In comments filed Sept. 14, 2020, with the Federal Trade Commission (FTC), R-CALF USA asks the FTC to provide any assistance possible to correct the substantive conflicts between existing federal law and the U.S. Department of Agriculture’s (USDA’s) past, present and future meat labeling schemes.
In its comments, the ranch group alleges the USDA has long been violating the Tariff Act of 1930 that requires imported beef to retain its foreign country of origin label all the way to the ultimate consumer, unless the beef or beef product is subjected to substantial transformation. However, the USDA only requires only minimal processing, such as repackaging the product, for the importer to remove the foreign label and replace it with a “Product of USA” label.
The group further alleges the USDA’s meat labeling policy is in direct conflict with the current mandatory country of origin labeling (mCOOL) law that continues to apply to lamb, chicken and other food commodities. The comments state that while USDA’s policy allows foreign lamb to bear a USA label when it too is subjected to only minimal processing, the mCOOL law expressly states that lamb cannot bear a United States designation unless it is from an animal that is exclusively born, raised, and slaughtered in the United States.
The comments informs the FTC that the USDA, which is supposed to work to strengthen America’s family farm and ranch system of agriculture, instead consistently kowtows to a very small group of powerful players within the industry to assist them in deceptively labeling their foreign products in a manner that harms the vast majority of American cattle farmers and ranchers.

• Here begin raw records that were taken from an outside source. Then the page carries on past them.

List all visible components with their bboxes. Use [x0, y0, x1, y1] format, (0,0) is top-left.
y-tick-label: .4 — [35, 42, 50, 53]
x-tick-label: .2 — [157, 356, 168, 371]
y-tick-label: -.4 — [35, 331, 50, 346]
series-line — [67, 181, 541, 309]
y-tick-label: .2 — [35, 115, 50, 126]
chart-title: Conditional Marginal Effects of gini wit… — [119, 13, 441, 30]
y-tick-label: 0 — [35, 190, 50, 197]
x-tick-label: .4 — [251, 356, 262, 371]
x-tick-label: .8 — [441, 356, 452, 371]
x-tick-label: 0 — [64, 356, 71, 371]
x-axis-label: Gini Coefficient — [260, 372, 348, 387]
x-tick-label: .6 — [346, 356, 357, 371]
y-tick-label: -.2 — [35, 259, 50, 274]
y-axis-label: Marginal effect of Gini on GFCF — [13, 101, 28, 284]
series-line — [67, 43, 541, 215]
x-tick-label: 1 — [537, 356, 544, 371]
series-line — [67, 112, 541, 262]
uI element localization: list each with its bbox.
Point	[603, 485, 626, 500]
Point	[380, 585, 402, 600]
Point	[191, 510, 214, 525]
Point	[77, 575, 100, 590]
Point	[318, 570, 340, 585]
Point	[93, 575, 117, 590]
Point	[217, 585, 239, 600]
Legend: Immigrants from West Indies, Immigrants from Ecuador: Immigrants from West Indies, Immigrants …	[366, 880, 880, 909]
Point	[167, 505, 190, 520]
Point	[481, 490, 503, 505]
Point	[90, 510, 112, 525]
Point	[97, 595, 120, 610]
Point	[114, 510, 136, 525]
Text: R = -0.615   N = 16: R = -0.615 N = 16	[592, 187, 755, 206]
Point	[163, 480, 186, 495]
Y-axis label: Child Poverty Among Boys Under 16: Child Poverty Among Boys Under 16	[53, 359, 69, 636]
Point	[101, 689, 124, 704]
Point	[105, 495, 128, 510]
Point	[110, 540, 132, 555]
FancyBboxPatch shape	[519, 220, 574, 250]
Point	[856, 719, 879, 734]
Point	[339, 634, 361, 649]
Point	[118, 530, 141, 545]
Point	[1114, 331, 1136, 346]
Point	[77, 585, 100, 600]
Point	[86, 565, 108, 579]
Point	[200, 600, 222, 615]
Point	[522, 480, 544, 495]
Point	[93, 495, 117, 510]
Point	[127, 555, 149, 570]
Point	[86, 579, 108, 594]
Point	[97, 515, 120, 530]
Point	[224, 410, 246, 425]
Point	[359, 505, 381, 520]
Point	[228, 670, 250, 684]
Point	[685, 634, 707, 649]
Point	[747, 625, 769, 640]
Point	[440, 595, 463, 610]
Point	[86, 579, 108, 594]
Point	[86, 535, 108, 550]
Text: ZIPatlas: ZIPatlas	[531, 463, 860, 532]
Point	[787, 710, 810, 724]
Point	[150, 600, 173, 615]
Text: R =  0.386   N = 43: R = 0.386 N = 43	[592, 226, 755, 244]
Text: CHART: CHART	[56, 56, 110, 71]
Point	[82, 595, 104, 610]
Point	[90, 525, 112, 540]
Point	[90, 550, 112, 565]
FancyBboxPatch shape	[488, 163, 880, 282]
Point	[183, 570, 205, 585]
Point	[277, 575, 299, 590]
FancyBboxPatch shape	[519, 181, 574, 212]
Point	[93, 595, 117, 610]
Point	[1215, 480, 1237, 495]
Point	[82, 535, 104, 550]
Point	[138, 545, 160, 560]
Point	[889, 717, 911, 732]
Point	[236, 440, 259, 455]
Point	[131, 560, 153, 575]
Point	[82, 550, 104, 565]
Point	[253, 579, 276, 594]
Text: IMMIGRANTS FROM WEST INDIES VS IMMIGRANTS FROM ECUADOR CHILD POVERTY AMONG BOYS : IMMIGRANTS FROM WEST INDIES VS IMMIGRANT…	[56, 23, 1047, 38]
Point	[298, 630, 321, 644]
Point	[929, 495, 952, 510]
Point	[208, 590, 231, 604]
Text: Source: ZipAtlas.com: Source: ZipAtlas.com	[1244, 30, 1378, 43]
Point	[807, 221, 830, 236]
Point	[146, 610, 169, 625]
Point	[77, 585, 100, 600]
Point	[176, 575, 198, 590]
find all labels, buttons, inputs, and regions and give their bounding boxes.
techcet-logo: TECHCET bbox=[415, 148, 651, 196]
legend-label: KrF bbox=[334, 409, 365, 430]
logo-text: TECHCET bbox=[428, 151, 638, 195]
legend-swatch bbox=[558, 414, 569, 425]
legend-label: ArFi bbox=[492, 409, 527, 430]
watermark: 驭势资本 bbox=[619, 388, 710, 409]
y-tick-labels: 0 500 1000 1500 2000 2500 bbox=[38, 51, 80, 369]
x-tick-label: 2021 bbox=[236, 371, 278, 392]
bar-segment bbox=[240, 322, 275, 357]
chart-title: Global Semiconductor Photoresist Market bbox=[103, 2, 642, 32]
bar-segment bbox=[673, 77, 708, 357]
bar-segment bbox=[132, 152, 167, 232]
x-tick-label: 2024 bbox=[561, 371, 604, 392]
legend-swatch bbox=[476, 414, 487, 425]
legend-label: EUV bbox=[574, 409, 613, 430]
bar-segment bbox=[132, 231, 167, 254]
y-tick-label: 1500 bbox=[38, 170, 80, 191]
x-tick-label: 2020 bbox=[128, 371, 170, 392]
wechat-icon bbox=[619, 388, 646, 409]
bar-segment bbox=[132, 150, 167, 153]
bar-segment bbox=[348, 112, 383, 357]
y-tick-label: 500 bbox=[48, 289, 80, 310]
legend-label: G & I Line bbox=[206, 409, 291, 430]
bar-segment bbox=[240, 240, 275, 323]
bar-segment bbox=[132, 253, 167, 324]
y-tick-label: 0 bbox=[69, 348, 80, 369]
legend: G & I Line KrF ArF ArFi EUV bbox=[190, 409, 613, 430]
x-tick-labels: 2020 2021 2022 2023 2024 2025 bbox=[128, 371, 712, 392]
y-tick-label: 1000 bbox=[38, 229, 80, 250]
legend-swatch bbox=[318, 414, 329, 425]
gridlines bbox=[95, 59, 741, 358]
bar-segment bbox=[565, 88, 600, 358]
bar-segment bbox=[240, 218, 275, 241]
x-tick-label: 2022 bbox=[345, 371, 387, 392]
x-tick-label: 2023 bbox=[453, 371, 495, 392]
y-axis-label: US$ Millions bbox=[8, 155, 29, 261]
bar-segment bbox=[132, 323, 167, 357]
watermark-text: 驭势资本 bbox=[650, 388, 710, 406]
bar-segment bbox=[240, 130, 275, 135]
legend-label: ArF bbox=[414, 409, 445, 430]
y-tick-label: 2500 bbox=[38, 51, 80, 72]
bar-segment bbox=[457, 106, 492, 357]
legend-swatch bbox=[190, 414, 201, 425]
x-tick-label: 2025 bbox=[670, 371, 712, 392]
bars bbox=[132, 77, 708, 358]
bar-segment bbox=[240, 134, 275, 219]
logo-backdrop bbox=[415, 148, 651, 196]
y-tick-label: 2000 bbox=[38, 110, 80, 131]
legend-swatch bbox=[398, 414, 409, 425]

The group states the USDA is misleading the public by claiming the North American beef supply chain is highly integrated and that United States beef packers are dependent on importing large numbers of cattle from Canada and Mexico in the agency’s defense of a beef labeling scheme that ignores the country of origin of cattle.
Instead, the group says that imported cattle make up less than 6% of the cattle slaughtered in the United States, indicating that the USDA is catering to only a handful of multinational beef packers and a minority of U.S. cattle backgrounders and stockers and feedlots whose business plans include bypassing American cattle farmers and ranchers to, instead, purchase imported cattle with which to maximize their profit margins at the expense of American ranchers.
R-CALF USA CEO Bill Bullard said that American ranchers have received no help from Congress or the USDA in correcting the USDA’s deceptive beef labeling regime. “We’re hopeful that the independent Federal Trade Commission can step in and help America’s independent ranchers.”